Doç. Dr. Umut Demirci ayrıca; Daha önce tedavi almış ya da almamış ileri evre melanom hastalarında İmmüno-Onkolojik tedavi kombinasyonu kullanımına ilişkin en uzun süreli takip çalışmasının beş yıllık analizleri sağkalımı uzatma konusundaki kalıcılığını ortaya koyduğunu ifade etti.

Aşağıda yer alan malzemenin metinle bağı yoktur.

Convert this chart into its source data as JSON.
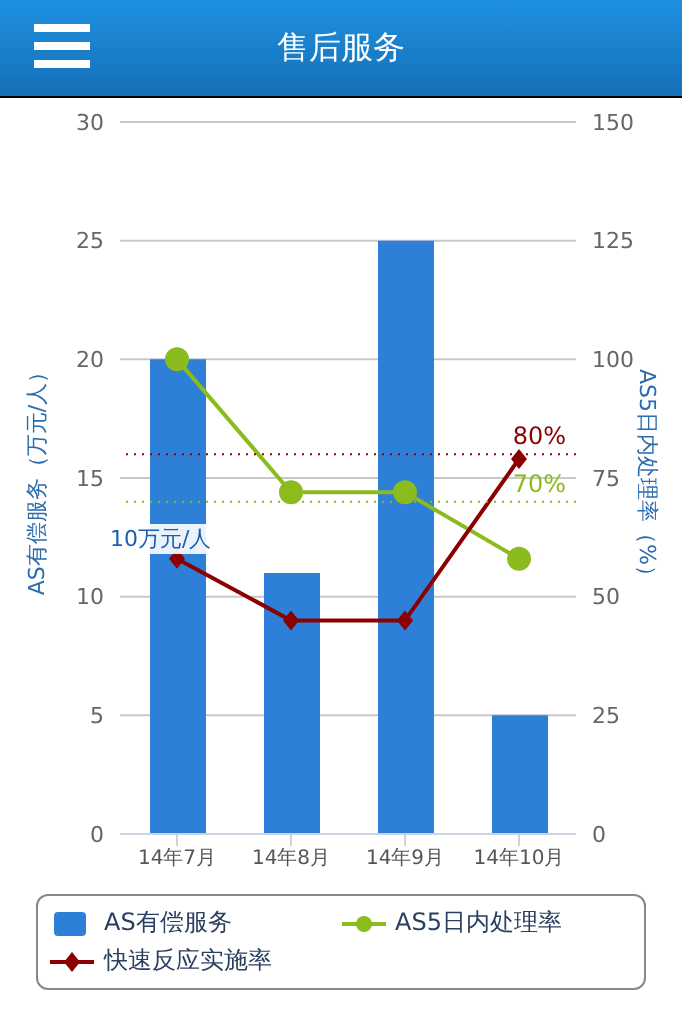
{
  "chart_data": {
    "type": "bar",
    "title": "售后服务",
    "categories": [
      "14年7月",
      "14年8月",
      "14年9月",
      "14年10月"
    ],
    "ylabel": "AS有偿服务（万元/人）",
    "y2label": "AS5日内处理率（%）",
    "ylim": [
      0,
      30
    ],
    "yticks": [
      0,
      5,
      10,
      15,
      20,
      25,
      30
    ],
    "y2lim": [
      0,
      150
    ],
    "y2ticks": [
      0,
      25,
      50,
      75,
      100,
      125,
      150
    ],
    "series": [
      {
        "name": "AS有偿服务",
        "color": "#2e7fd8",
        "values": [
          20,
          11,
          25,
          5
        ]
      },
      {
        "name": "AS5日内处理率",
        "type": "line",
        "axis": "y2",
        "marker": "circle",
        "color": "#8cbb1e",
        "values": [
          100,
          72,
          72,
          58
        ]
      },
      {
        "name": "快速反应实施率",
        "type": "line",
        "axis": "y2",
        "marker": "diamond",
        "color": "#8b0000",
        "values": [
          58,
          45,
          45,
          79
        ]
      }
    ],
    "ref_lines": [
      {
        "axis": "y2",
        "value": 80,
        "label": "80%",
        "color": "#8b0000",
        "line_style": "dotted"
      },
      {
        "axis": "y2",
        "value": 70,
        "label": "70%",
        "color": "#8cbb1e",
        "line_style": "dotted"
      }
    ],
    "annotations": [
      "10万元/人"
    ],
    "grid": "y",
    "legend": "bottom"
  }
}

Analize göre, tüm hastalar için ortanca 43.1 aylık izlemde, 4.5 yıllık genel sağkalım %57 oranında stabil seyretti. Tedavinin sonlandırılmasını takiben üç yıllık genel sağkalım oranının ise %56 olduğu gösterildi. Çalışma ayrıca kombinasyonun BRAF mutasyon durumu ya da LDH düzeyinden bağımsız olarak uzun dönem genel sağkalım sonuçları elde edildi.

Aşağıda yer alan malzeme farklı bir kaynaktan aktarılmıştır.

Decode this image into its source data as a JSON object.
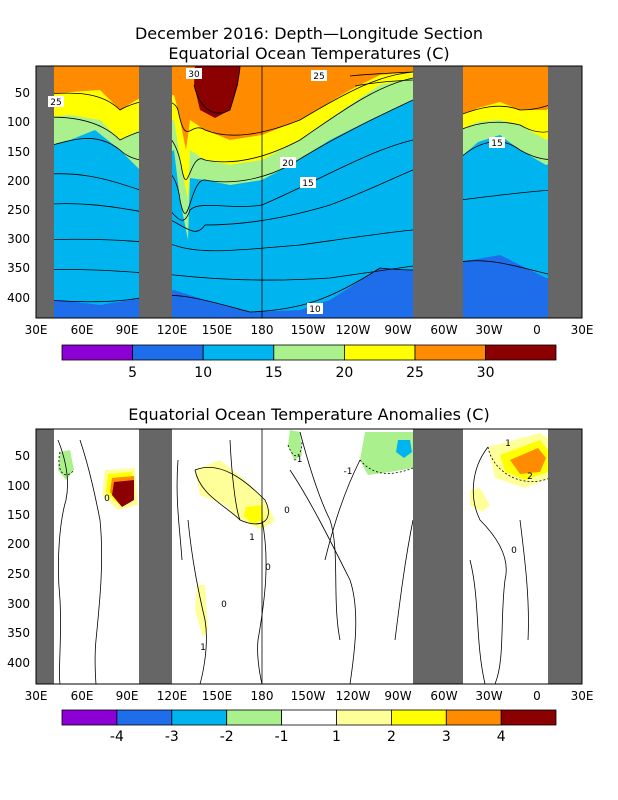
{
  "chart_data": [
    {
      "type": "heatmap",
      "title": "December 2016: Depth—Longitude Section",
      "subtitle": "Equatorial Ocean Temperatures (C)",
      "y_ticks": [
        "50",
        "100",
        "150",
        "200",
        "250",
        "300",
        "350",
        "400"
      ],
      "x_ticks": [
        "30E",
        "60E",
        "90E",
        "120E",
        "150E",
        "180",
        "150W",
        "120W",
        "90W",
        "60W",
        "30W",
        "0",
        "30E"
      ],
      "colorbar_labels": [
        "5",
        "10",
        "15",
        "20",
        "25",
        "30"
      ],
      "colorbar_colors": [
        "#8c00d6",
        "#1e6eeb",
        "#00b4f0",
        "#aaf08c",
        "#ffff00",
        "#ff8c00",
        "#8b0000"
      ],
      "contour_labels": [
        "30",
        "25",
        "25",
        "20",
        "15",
        "15",
        "10"
      ],
      "land_masks": [
        [
          30,
          42
        ],
        [
          100,
          122
        ],
        [
          295,
          317
        ],
        [
          358,
          372
        ]
      ],
      "longitude_line": 180,
      "depth_range": [
        0,
        435
      ]
    },
    {
      "type": "heatmap",
      "title": "Equatorial Ocean Temperature Anomalies (C)",
      "y_ticks": [
        "50",
        "100",
        "150",
        "200",
        "250",
        "300",
        "350",
        "400"
      ],
      "x_ticks": [
        "30E",
        "60E",
        "90E",
        "120E",
        "150E",
        "180",
        "150W",
        "120W",
        "90W",
        "60W",
        "30W",
        "0",
        "30E"
      ],
      "colorbar_labels": [
        "-4",
        "-3",
        "-2",
        "-1",
        "1",
        "2",
        "3",
        "4"
      ],
      "colorbar_colors": [
        "#8c00d6",
        "#1e6eeb",
        "#00b4f0",
        "#aaf08c",
        "#ffffff",
        "#ffff99",
        "#ffff00",
        "#ff8c00",
        "#8b0000"
      ],
      "contour_labels": [
        "0",
        "1",
        "-1",
        "-1",
        "1",
        "2",
        "0",
        "0",
        "0",
        "1",
        "0"
      ],
      "land_masks": [
        [
          30,
          42
        ],
        [
          100,
          122
        ],
        [
          295,
          317
        ],
        [
          358,
          372
        ]
      ],
      "longitude_line": 180,
      "depth_range": [
        0,
        435
      ]
    }
  ]
}
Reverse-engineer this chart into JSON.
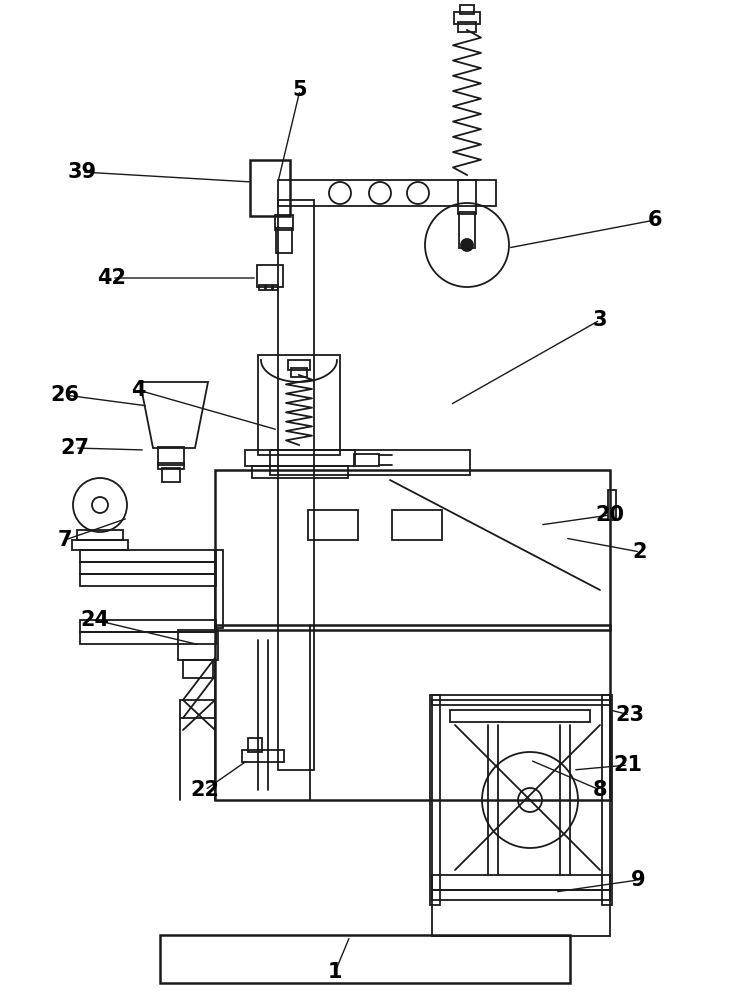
{
  "bg": "#ffffff",
  "lc": "#1a1a1a",
  "lw": 1.3,
  "lw2": 1.8,
  "figw": 7.29,
  "figh": 10.0,
  "dpi": 100
}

Sonuçları açıklanan 813 hastada yapılan İmmüno-Onkolojik tedavi kombinasyonlarının klinik çalışmasının 4 yıllık analizinde, uzun dönem yaşam kalitesi ve semptom yükü analiz edilmiştir. Daha önce tedavi almamış rezeke edilemeyen ya da metastatik melanom hastalarında İmmüno- Onkolojik tedavi kombinasyonlarının sonlandırılmasından sonraki tedavi uygulanmayan aralıkta yaşam kalitesinin korunduğu belirlenmiştir. Birinci yılda üç ayda bir, ardından altı ayda bir yapılan sağkalım takip ziyaretlerinde değerlendirilen yaşam kalitesi (EQ-5D-3L; hareketlilik, kişisel bakım, sıradan faaliyetler, ağrı/rahatsızlık ve anksiyete/depresyon) ölçütüne göre 2. takip sonrasında tesbit edilen skorlar stabil olarak seyretmiştir.
Bu çalışmada hasta tarafından bildirilen başlangıçtaki yaşam kalitesi ve semptomların tedavi boyunca korunduğu görülmüş ve hiçbir tedavi kolunda klinik açıdan anlamlı kötüleşme kaydedilmemiştir.

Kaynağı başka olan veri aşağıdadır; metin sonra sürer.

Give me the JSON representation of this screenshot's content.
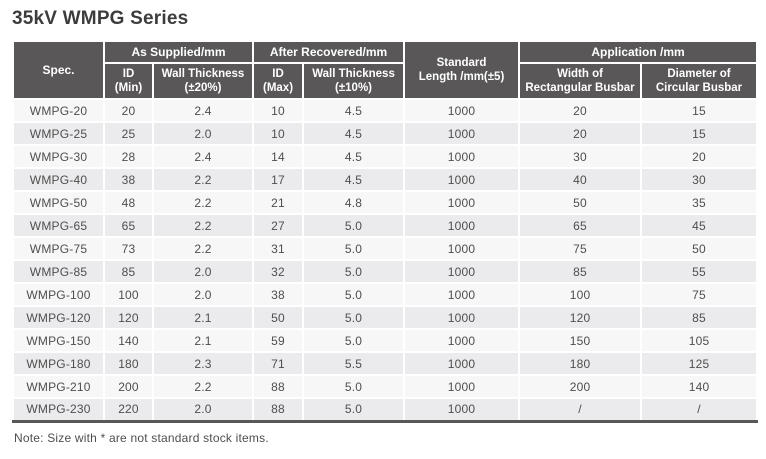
{
  "title": "35kV WMPG Series",
  "note": "Note: Size with * are not standard stock items.",
  "colors": {
    "header_bg": "#595757",
    "row_light": "#f7f7f8",
    "row_dark": "#ebebed",
    "title_text": "#3c3c3d",
    "body_text": "#4f4e4e",
    "cell_border": "#ffffff"
  },
  "table": {
    "headers": {
      "spec": "Spec.",
      "as_supplied": "As Supplied/mm",
      "after_recovered": "After Recovered/mm",
      "standard_length": "Standard\nLength /mm(±5)",
      "application": "Application /mm",
      "id_min": "ID\n(Min)",
      "wall_20": "Wall Thickness\n(±20%)",
      "id_max": "ID\n(Max)",
      "wall_10": "Wall Thickness\n(±10%)",
      "width_rect": "Width of\nRectangular Busbar",
      "dia_circ": "Diameter of\nCircular Busbar"
    },
    "rows": [
      [
        "WMPG-20",
        "20",
        "2.4",
        "10",
        "4.5",
        "1000",
        "20",
        "15"
      ],
      [
        "WMPG-25",
        "25",
        "2.0",
        "10",
        "4.5",
        "1000",
        "20",
        "15"
      ],
      [
        "WMPG-30",
        "28",
        "2.4",
        "14",
        "4.5",
        "1000",
        "30",
        "20"
      ],
      [
        "WMPG-40",
        "38",
        "2.2",
        "17",
        "4.5",
        "1000",
        "40",
        "30"
      ],
      [
        "WMPG-50",
        "48",
        "2.2",
        "21",
        "4.8",
        "1000",
        "50",
        "35"
      ],
      [
        "WMPG-65",
        "65",
        "2.2",
        "27",
        "5.0",
        "1000",
        "65",
        "45"
      ],
      [
        "WMPG-75",
        "73",
        "2.2",
        "31",
        "5.0",
        "1000",
        "75",
        "50"
      ],
      [
        "WMPG-85",
        "85",
        "2.0",
        "32",
        "5.0",
        "1000",
        "85",
        "55"
      ],
      [
        "WMPG-100",
        "100",
        "2.0",
        "38",
        "5.0",
        "1000",
        "100",
        "75"
      ],
      [
        "WMPG-120",
        "120",
        "2.1",
        "50",
        "5.0",
        "1000",
        "120",
        "85"
      ],
      [
        "WMPG-150",
        "140",
        "2.1",
        "59",
        "5.0",
        "1000",
        "150",
        "105"
      ],
      [
        "WMPG-180",
        "180",
        "2.3",
        "71",
        "5.5",
        "1000",
        "180",
        "125"
      ],
      [
        "WMPG-210",
        "200",
        "2.2",
        "88",
        "5.0",
        "1000",
        "200",
        "140"
      ],
      [
        "WMPG-230",
        "220",
        "2.0",
        "88",
        "5.0",
        "1000",
        "/",
        "/"
      ]
    ]
  }
}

İmmüno-Onkolojik tedavi nedir?
Kanser, halen en ciddi halk sağlığı sorunlarından birisi olup, tüm dünyada görülen en yaygın ölüm nedenleri arasında ilk sıralarda yer almaktadır. 2015 yılı Dünya Sağlık Örgütü verilerine göre, her yıl kanser nedeniyle yaklaşık 8,8 milyon kişi hayatını kaybetmektedir. İmmüno-Onkolojik tedavi, üzerinde çok büyük Ar-Ge araştırmaları yapılan kansere karşı geliştirilen yeni bir tedavi yöntemidir. Kelime anlamı olarak, “immüno” bağışıklık sistemini, “onkoloji” ise kanseri temsil etmektedir. Geleneksel tedavi yöntemlerinde süreç, doğrudan kanserli bölge üzerine odaklanmaktadır. İmmüno-Onkolojide ise tedavi, vücudun doğal savunma sistemi olan bağışıklık sistemininin kanserle mücadele etmesi prensibi üzerine kuruludur. Farkındalığı artmış bağışıklık sistemi, kanser hücrelerinin yok edilmesinde daha etkili bir rol oynayarak iyileşme sürecini destekler. Gerçekleştirilen klinik araştırmaların sonuçlarına göre, kanser tedavisinde İmmüno-Onkolojik ilaçlar kullanıldığında uzun dönem sağkalım oranları artmaktadır. Bununla birlikte bu ilaçların yan etkileri de diğer kanser ilaçlarına göre daha yönetilebilir olduğundan hastaların tedavi sürecindeki yaşam kalitesi de artmaktadır.